The Oyster pail, Chinese food box or Chinese takeout container is a folded paperboard container, traditionally with a wire handle (the wire handle has become less common in recent years because metal cannot be used in the microwave ovens often used for reheating the food today), serving as a portable container for hot or cold prepared Chinese food, and most often used to bring home take-out food from a restaurant.
The container has the advantage of being inexpensive, durable and fairly leakproof. The top usually includes a tab so that they are self-closing. The folded construction also allows for some escape of steam
from hot food. If care is used to remove the flaps,and the sides are unfolded.The container can also double as a plate. It is exclusively used in overseas Chinese cuisines
outside of the Far East
The paperboard oyster pail was developed in the early 20th century at a time when fresh oysters
were more popular, more plentiful, and less expensive than they are at present. Since shucking oysters (removing the meat from the shell) takes some amount of skill and can be difficult and dangerous, it was common to have the oyster seller open the oysters so they could be taken home for use in cooked dishes. The oyster pail provided an inexpensive and sanitary way to accomplish this. However, in the mid-20th century, overfishing (and the subsequent rise in price) of oysters left manufacturers with a significant number of unsold oyster pails.
Fortunately, after World War II, there was a huge increase in interest in prepared foods that could be purchased from restaurants and heated or finished at home. Chinese food proved to be a popular choice in the United States, since it was tasty, unusual, fairly inexpensive and traveled well.

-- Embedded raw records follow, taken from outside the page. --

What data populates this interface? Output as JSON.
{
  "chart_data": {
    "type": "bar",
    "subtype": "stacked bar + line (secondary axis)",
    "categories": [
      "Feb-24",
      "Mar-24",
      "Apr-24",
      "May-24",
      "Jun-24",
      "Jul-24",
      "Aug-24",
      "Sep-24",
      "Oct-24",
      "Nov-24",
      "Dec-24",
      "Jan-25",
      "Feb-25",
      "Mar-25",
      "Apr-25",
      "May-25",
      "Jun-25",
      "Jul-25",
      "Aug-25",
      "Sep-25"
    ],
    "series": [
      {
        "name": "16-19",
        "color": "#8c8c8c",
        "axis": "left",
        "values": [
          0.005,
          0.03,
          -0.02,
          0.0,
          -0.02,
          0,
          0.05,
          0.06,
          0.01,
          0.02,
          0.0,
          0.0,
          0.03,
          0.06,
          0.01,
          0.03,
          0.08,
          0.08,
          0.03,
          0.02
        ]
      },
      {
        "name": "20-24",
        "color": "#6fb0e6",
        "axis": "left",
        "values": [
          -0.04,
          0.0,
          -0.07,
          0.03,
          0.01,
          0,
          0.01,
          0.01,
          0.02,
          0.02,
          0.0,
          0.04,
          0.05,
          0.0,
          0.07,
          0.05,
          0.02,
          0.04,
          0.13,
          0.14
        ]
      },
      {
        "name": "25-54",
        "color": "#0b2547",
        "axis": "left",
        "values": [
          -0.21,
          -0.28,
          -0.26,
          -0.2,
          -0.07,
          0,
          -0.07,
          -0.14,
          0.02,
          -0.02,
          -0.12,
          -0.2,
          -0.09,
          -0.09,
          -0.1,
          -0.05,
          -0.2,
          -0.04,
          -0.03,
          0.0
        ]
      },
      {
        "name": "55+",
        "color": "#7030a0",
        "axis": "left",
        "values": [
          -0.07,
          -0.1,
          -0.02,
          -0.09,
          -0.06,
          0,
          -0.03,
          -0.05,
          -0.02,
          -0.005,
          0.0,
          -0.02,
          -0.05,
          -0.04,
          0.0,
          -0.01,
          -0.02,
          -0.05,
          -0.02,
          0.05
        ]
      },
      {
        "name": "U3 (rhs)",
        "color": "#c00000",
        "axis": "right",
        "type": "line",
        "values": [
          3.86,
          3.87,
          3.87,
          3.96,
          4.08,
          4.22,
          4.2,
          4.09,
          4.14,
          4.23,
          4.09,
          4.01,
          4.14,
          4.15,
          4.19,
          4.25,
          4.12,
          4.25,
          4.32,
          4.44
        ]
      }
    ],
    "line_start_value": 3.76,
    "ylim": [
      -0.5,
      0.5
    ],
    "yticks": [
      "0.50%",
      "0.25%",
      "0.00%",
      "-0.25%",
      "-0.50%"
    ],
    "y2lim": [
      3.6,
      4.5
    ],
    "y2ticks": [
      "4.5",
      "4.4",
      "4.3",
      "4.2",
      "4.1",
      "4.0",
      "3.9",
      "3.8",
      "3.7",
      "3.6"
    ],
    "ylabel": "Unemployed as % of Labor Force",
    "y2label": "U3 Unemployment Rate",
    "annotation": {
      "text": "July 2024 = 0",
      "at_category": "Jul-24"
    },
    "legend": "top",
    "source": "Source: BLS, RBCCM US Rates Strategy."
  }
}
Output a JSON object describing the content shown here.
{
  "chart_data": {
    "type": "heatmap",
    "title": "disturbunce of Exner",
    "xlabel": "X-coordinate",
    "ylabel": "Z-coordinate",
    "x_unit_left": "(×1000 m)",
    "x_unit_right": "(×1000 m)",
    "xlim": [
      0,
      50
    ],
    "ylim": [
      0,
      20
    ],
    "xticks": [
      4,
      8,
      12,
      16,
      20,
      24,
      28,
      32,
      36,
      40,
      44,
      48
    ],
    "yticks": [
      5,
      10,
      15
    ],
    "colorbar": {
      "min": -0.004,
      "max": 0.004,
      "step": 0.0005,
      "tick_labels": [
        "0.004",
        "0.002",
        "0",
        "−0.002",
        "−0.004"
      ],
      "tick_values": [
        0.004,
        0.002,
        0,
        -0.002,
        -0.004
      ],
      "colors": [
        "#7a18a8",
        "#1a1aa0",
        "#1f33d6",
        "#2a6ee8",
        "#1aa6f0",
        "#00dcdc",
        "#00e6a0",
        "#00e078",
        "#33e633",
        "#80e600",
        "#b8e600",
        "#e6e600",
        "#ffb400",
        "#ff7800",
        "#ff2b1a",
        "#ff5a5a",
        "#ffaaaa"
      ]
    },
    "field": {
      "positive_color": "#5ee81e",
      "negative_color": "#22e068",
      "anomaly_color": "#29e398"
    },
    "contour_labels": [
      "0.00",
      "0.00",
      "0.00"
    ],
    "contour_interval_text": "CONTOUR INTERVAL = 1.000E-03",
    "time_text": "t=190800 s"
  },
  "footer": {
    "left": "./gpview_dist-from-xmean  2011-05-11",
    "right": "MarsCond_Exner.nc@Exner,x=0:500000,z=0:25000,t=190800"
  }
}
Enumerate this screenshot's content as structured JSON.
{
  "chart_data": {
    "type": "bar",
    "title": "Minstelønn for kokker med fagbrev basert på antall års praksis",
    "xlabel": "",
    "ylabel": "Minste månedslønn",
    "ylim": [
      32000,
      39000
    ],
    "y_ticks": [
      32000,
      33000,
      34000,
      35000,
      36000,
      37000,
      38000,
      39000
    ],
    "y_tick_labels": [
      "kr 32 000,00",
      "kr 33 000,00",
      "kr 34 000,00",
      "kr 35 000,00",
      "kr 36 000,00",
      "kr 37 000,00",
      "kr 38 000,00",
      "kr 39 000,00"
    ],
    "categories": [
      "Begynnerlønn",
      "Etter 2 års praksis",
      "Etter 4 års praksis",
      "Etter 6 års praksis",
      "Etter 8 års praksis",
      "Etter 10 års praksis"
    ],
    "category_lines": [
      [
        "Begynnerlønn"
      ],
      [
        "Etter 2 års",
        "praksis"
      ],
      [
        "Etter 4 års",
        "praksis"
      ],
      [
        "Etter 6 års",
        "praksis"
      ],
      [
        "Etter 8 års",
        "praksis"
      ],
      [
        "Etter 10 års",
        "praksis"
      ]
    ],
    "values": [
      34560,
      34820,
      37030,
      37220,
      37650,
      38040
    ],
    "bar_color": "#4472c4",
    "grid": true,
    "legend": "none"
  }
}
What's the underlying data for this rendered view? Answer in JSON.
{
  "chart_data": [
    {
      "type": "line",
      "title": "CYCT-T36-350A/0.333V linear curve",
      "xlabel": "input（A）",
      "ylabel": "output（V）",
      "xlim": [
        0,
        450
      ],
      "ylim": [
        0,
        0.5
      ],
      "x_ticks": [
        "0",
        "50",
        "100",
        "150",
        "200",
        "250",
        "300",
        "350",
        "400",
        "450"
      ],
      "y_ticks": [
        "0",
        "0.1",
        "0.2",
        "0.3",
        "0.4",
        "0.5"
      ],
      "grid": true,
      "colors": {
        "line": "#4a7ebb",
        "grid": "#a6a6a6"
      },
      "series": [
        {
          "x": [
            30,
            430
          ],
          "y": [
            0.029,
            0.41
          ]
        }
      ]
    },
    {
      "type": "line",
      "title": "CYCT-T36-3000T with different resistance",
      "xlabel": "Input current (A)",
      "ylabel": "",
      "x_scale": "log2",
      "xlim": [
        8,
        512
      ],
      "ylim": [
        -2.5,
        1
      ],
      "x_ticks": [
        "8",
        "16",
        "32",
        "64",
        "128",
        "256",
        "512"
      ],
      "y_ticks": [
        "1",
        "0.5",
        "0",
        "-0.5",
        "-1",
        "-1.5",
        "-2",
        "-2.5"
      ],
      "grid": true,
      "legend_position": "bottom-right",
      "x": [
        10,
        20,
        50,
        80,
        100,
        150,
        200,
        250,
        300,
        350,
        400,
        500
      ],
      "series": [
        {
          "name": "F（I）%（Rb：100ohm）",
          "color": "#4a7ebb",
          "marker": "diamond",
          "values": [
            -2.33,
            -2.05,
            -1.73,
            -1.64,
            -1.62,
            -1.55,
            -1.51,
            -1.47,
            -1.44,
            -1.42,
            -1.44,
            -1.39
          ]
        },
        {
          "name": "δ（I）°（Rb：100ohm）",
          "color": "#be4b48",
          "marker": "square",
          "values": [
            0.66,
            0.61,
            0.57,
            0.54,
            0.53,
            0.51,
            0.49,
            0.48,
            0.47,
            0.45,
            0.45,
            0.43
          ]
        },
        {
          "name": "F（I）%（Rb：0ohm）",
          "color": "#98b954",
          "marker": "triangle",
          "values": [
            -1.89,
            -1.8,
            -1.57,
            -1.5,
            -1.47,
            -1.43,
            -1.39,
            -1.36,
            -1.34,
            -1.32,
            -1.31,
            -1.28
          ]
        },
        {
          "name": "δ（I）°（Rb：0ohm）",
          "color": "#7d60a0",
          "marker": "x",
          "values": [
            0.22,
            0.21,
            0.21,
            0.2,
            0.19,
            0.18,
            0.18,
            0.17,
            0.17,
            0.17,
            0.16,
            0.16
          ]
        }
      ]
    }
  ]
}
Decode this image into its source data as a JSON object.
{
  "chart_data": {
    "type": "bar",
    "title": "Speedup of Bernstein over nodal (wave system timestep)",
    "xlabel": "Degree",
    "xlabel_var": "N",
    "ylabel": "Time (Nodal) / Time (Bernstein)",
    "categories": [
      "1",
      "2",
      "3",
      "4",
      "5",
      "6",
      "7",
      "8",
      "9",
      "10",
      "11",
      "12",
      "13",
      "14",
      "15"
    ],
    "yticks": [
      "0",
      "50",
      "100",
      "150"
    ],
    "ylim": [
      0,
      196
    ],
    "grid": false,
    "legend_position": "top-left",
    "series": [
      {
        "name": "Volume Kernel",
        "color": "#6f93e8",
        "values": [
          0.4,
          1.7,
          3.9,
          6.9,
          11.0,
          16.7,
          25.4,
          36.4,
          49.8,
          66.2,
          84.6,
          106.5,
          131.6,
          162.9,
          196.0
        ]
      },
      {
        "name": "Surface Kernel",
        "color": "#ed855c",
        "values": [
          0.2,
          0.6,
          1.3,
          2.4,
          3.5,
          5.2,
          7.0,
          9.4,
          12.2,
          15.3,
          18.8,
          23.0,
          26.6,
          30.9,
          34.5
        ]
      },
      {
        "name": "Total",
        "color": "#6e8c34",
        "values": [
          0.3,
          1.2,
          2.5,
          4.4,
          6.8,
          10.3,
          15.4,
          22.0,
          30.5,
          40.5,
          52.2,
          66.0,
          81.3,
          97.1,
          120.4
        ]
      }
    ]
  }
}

The oyster pail was quickly adopted for "Chinese take-out." The paperboard pails were to some extent self-insulating and they could be used for a wide variety of foods: packed with dry cooked rice, moist dishes such as egg foo yung and sauced dishes, though very hot highly liquid dishes such as soups were generally unsuitable.
The oyster pails are now made in standard sizes and also serve as self-measuring containers, so many take-out foods are sold in pints
and packed into a pail of appropriate size.